Telomere length was analyzed by Southern blot using the TRF method. Genomic DNA was extracted from fibroblasts, 5 µg of DNA was digested overnight with a mixture of AluI, HaeIII, RsaI, and HinfI (restriction enzymes that do not cut within telomeric repeat sequence), and separated using pulse field gel electrophoresis. Dried gels were hybridized with radiolabeled oligonucleotide containing telomeric sequence (TTAGGG)₃. Pulse field gels were 1% agarose, and were run in 0.5× TBE using a CHEF-DR II apparatus (Bio-Rad, Hercules, CA, USA) for 22 h at constant 150 V, using ramped pulse times from 1 to 10 s, with a ratio 1.0, at 8 °C.

Cells were harvested, washed in PBS, and boiled in 1 × Laemmli sample buffer with protease inhibitors (Complete Mini, Roche) for 10 min with vortexing every 3 min. Extracts were incubated at room temperature for 2 min, and centrifuged at 10 000 g for 10 min. Protein concentrations in the extracts were measured according to modified Lowry procedure (RC DC Protein Assay, Bio-Rad) using bovine serum albumin as a standard. An aliquot (50 µg of proteins) from each sample was then separated on 12% to SDS/PAGE. After electroblotting, the nitrocellulose membrane was incubated with antip16 or antip21 serum as indicated, washed twice, and incubated with goat antirabbit antibodies conjugated to horseradish peroxidase. Identity of each protein was confirmed with two different antibodies: p16, ab14244 and ab17517; p21, ab14061 and ab7960 (Abcam Inc., Cambridge, MA, USA). Equal loading of samples was verified by hybridizing the same membranes with pan-Actin Ab-5 antibodies (Lab Vision, Fremont, CA, USA).

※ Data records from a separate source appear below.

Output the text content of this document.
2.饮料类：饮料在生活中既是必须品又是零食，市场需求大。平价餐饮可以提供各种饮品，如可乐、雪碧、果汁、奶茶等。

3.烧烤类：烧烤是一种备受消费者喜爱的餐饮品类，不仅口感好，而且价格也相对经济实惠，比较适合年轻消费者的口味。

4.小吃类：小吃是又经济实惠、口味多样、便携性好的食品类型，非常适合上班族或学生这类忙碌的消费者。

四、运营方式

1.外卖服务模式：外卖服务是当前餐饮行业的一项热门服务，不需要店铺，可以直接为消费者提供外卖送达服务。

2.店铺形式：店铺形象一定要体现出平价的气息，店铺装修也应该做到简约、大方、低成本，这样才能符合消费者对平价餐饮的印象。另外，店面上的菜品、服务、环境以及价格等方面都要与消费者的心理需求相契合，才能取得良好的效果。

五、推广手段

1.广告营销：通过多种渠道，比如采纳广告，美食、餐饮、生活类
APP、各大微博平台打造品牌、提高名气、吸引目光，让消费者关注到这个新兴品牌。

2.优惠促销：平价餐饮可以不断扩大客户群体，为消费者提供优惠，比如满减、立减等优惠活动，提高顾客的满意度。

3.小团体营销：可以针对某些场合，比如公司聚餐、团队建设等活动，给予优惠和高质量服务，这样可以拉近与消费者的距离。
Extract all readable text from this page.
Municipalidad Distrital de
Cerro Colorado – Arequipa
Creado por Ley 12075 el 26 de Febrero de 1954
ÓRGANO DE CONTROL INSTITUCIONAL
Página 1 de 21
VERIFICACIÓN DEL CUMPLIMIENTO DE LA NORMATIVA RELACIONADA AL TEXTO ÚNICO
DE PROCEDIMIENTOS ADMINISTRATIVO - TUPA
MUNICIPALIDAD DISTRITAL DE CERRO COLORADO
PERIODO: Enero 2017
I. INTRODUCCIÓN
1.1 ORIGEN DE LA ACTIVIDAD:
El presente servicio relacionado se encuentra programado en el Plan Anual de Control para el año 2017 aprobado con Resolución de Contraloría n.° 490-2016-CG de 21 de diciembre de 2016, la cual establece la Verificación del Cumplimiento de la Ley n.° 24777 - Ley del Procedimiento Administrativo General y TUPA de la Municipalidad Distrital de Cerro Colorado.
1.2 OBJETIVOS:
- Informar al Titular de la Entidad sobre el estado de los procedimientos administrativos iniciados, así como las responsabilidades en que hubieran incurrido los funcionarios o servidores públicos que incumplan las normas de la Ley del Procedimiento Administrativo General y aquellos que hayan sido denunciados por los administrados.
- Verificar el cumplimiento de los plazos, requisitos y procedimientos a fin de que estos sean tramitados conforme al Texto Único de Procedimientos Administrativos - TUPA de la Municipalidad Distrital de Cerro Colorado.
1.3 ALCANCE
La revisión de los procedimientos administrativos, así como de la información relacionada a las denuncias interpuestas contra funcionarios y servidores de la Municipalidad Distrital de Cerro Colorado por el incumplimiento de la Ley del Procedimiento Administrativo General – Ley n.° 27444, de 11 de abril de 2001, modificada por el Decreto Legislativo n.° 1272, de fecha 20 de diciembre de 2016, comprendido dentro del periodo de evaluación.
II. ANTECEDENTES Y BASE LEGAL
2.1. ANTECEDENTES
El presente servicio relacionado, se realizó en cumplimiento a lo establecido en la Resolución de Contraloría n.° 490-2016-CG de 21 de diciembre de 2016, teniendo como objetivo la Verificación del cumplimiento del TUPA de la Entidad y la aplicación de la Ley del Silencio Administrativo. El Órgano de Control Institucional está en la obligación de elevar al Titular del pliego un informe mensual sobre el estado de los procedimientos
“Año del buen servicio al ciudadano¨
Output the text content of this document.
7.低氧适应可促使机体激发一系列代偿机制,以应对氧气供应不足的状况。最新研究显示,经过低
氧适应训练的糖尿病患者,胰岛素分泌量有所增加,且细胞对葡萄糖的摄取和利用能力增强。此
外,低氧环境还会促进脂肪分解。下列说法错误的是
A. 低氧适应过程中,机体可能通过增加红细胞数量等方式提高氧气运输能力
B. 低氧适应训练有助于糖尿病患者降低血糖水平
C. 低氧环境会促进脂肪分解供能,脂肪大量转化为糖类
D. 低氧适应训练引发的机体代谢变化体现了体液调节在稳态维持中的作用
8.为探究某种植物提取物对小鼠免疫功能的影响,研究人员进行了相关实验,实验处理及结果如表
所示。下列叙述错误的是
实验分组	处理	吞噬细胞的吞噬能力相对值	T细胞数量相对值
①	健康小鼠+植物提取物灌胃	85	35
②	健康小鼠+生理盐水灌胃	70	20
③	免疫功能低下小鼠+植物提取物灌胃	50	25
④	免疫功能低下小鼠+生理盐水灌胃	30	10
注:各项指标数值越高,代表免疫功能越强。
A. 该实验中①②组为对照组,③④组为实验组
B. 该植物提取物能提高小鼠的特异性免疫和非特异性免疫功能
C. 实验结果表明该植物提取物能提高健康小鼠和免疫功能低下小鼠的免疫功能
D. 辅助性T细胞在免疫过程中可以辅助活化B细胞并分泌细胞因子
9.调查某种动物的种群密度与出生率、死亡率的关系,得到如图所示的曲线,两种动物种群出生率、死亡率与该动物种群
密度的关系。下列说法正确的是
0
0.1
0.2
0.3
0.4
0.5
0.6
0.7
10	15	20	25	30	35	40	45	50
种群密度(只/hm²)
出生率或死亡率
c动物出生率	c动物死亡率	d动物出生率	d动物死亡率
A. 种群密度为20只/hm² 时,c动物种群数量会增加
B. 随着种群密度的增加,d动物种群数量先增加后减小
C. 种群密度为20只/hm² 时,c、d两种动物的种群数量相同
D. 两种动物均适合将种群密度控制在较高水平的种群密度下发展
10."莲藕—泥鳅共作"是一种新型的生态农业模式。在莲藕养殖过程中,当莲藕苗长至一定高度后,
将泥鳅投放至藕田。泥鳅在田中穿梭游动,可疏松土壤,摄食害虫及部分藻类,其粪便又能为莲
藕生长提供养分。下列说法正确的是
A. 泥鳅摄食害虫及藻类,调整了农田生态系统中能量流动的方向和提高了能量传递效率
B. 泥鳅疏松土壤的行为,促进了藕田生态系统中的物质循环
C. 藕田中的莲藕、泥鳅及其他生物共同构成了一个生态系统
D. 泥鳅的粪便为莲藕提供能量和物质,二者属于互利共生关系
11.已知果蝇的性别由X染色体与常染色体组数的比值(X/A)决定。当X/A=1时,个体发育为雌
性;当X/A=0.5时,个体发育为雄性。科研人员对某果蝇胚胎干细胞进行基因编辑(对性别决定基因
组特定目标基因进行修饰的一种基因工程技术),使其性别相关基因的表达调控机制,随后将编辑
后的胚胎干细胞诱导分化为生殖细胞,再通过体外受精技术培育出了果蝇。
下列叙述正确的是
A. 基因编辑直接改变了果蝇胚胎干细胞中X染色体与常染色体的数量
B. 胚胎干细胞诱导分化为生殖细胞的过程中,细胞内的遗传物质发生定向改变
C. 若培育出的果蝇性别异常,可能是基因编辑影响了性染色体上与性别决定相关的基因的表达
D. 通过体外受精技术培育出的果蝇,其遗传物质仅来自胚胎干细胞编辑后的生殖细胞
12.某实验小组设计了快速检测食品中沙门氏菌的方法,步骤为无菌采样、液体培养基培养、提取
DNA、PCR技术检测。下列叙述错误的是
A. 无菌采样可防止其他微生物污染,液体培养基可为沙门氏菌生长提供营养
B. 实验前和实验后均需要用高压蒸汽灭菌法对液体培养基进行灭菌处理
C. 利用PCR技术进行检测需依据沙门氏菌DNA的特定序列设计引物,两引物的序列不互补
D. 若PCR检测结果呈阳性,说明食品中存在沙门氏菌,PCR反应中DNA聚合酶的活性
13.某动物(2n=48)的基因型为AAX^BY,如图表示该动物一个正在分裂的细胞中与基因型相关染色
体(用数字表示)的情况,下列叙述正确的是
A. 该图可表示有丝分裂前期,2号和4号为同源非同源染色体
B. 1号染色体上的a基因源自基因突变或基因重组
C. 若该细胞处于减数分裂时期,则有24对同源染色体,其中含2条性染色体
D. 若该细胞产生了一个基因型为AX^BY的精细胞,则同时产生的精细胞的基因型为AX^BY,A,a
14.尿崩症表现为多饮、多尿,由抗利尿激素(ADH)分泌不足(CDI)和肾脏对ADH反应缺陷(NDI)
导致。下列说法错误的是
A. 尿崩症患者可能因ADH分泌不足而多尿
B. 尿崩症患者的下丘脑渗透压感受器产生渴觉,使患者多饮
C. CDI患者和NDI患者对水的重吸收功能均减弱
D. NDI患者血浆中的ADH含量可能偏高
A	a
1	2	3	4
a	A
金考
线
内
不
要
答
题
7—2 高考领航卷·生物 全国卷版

The phylogenetic relationships among the 15 species studied here were inferred from information from six studies (Martin et al., 2000; Michaux et al., 2001; Murphy et al., 2001; Montgelard et al., 2002; Adkins et al., 2003; Steppan et al., 2004), which were based on a sequence analysis of 22 genes. We used Felsenstein's method (Felsenstein, 1985) of analyzing phylogenetically independent contrasts to test for correlated evolution between replicative senescence, fibroblast proliferation rate, maximum lifespan, and body mass. We generated standardized independent contrasts for phenotypic values using the CRUNCH algorithm of the Comparative Analysis by Independent Contrasts program (Purvis & Rambaut, 1995). We were unable to infer branch lengths for the tree because no common molecular phylogeny exists of all 15 species. We therefore assumed equal branch lengths, consistent with a punctuational model of evolution (Purvis et al., 1994). To test for correlated evolution, linear and multiple regression models forced through the origin were fit to independent contrasts (Harvey & Pagel, 1991). For all analyses, the statistical and evolutionary assumptions of the independent contrasts methods were met (Purvis & Rambaut, 1995). Normality was tested using the Shapiro–Wilk test implemented in R. In analyses of the uncorrected data, body mass was log-transformed to meet the assumption of normality. All statistical tests are two-tailed.